Код отслеживания Google Analytics.

Apr 2, 2010

One more note - sort, uniq and merging to the string

It is just one more note to myself. We have list of string - for example like this:
bg, cal, cat, cd, chmod, clear, cmp, cp, date, df, diff, du, echo, exit, fg, file, find, grep,
groups, gzip, head, history, id, info, jobs, kill, ln, locate, ls, man , mc, mkdir, more, mv, 
passwd, ps, pwd, rm, rmdir, scp, sed, set, sleep, slogin, sort, ssh, tail, tar, touch, uname,
vi, wc, which, whoami.

I need the same list without repeating of items and sorted.

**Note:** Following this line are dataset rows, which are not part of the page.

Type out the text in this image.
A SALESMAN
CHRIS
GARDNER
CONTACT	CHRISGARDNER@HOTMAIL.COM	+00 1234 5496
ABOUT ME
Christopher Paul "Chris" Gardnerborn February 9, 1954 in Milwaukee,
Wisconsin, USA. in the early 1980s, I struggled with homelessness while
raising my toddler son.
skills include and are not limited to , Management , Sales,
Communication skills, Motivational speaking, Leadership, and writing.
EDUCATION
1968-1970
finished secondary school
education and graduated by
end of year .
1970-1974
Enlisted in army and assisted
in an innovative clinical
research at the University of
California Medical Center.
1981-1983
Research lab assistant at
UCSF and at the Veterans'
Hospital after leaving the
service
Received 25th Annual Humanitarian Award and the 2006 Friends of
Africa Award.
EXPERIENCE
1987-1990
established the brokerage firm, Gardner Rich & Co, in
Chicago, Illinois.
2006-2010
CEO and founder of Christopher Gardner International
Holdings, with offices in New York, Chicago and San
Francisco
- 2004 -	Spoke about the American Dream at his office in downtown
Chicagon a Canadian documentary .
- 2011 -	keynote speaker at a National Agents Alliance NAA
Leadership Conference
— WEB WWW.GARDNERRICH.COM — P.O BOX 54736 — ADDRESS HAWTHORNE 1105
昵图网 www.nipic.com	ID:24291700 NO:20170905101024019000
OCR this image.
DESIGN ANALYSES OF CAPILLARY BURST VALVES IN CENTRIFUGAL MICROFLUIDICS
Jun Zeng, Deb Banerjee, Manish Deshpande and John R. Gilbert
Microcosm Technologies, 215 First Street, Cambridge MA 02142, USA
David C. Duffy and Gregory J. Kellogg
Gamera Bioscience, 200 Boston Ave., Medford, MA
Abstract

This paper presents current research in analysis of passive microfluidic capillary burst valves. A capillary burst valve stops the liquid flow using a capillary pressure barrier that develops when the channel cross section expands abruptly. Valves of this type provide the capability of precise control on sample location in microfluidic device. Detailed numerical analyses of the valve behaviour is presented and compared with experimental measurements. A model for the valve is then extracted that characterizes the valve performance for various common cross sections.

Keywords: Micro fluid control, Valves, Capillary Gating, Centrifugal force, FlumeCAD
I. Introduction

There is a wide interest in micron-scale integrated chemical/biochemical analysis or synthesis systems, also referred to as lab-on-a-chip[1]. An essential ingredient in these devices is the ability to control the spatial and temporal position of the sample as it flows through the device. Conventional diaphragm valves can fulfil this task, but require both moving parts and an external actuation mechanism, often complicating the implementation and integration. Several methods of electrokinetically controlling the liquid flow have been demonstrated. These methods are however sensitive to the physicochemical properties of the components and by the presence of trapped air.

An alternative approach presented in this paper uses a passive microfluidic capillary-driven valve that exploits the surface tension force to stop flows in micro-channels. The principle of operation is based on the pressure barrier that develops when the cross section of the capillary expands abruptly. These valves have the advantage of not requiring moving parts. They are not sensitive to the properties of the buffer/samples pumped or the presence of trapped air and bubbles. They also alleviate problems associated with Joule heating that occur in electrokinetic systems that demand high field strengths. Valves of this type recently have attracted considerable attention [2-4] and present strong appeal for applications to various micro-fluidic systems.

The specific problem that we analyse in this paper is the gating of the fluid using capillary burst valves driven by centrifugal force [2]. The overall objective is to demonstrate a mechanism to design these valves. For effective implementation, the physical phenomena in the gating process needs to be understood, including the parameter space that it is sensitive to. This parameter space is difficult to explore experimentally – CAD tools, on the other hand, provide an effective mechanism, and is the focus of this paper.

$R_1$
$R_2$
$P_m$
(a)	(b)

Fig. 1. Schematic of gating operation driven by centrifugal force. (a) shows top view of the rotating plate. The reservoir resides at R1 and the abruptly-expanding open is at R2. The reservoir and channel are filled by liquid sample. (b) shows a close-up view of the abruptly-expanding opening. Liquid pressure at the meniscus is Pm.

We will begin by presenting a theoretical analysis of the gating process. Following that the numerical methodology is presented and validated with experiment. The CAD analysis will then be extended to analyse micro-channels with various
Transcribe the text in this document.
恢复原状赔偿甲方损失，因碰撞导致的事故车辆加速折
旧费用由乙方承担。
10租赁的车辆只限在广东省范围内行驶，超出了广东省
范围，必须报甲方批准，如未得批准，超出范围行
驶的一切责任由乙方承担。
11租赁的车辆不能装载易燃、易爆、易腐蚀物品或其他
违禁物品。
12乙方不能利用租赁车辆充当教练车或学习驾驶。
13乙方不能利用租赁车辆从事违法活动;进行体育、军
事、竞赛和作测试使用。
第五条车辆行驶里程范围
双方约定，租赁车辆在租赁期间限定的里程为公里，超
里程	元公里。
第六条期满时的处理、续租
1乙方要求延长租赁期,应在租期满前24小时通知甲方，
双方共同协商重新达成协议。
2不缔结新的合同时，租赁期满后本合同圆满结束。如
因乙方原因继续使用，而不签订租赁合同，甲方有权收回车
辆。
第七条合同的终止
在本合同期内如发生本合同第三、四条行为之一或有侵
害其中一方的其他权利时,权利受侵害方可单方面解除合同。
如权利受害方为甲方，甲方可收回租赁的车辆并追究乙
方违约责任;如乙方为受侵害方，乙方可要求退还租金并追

echo "bg, cal, cat, cd, chmod, clear, cmp, cp, date, df, diff, du, echo, exit, fg, file, find, grep,
groups, gzip, head, history, id, info, jobs, kill, ln, locate, ls, man , mc, mkdir, more, mv,
passwd, ps, pwd, rm, rmdir, scp, sed, set, sleep, slogin, sort, ssh, tail, tar, touch, uname, vi,
wc, which, whoami, , " | sed "s| *, *|\n|g" | grep -v "^ *$" | sort --unique |
paste --delimiters=, --serial | sed "s|,|, |g"

Special attention should be paid to paste - I always forget about this command :)
Actually, the last part can be rewritten with sed only and without paste:
... | sort --unique | sed ':a;N;s/\n/, /;ta'
lets look at the sed program:
#define label named 'a'
:a
#append to pattern space next line
N
#replace new line symbol by ', '
s/\n/, /
#and if replace has been successfully done go to to the label 'a'
ta
#in case last string nothing will be replaced and script will be finished

if we want to optimize replace statement we can use more complicated sed script:
... | sort --unique | sed -e ':x;$by;N;bx' -e ':y;s/\n/, /g'
in details:
{
#declare label 'x'
    :x
#if it is last line then go to label 'y'
    $by
#append to pattern space next line
    N
#go to label 'x'
    bx
}
#declare label 'y'
:y
#replace all new line symbol by ', ' in one pass
s/\n/, /g

2 comments:

gavenkoa said...

I wrote about my solution at

http://brain-break.blogspot.com/2010/08/sort-with-uniq-comma-separated-items.html

http://brain-break-ru.blogspot.com/2010/08/sort.html

Beggy said...

Yes, thank you. It was interesting and I was surprised actually if someone has the same task among me.
You are absolutely right - sed is hard for reading and understanding. It was use here partially as naughtiness partially for remind me how it can be - that is the reason why sed scripts were detail documented above. By the way - the documentation of sed smaller than awk :)
As for me - both solution (sed and awk) are too "hard" and the "paste" approach probably should be use (first example)